UNHCR said its first emergency aid convoy left the Ghanaian capital, Accra, yesterday morning, loaded with blankets, mats and cooking sets. It will take nearly three days to reach their destination in northern Togo.

Another convoy is set to leave in the next few days, carrying hundreds of tents, jerry cans, mosquito nets and cooking sets. The convoys are designed to transport enough assistance to sustain the refugees for the next three months. Educational materials will also be provided.

Mr.

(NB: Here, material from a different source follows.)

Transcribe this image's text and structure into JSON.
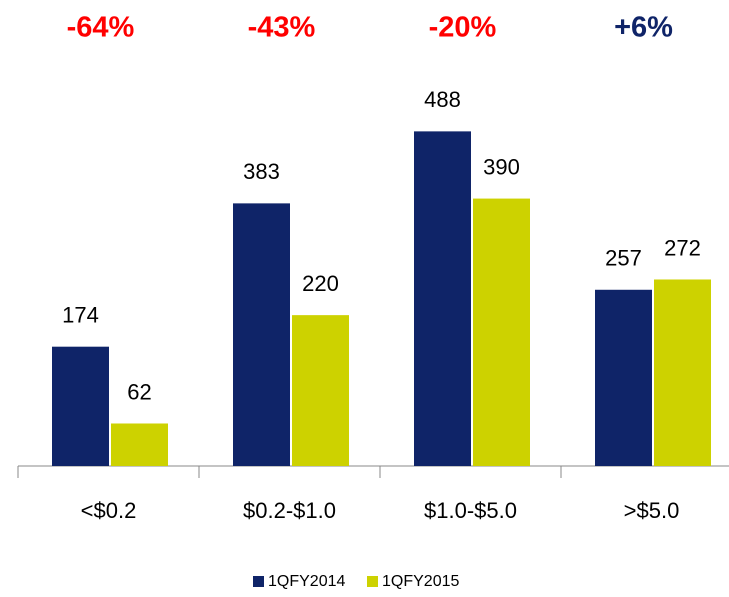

Mahecic said the agency and Togolese authorities had identified a new site further away from the Ghanaian border where the refugees – who already outnumber local residents of their host villages – can be transferred.

“This move will help to improve security and alleviate the pressure on the scarce resources of the host communities and free the public buildings presently used as shelter by refugees,” he said.

As the refugees include residents of both villages involved in the land dispute, UNHCR is trying to identify a second site in Togo so that the opposing groups can be separated. In the most recent clashes houses in both villages were pillaged and destroyed and belongings were set on fire.

“We hope that the Ghanaian refugees will be able to return to their villages as soon as the conditions allow,” Mr. Mahecic stressed.

But this is not the first time this year that Ghanaians have fled into Togo in search of shelter. In March about 300 villagers crossed the border because of the same land dispute before returning home within a few weeks.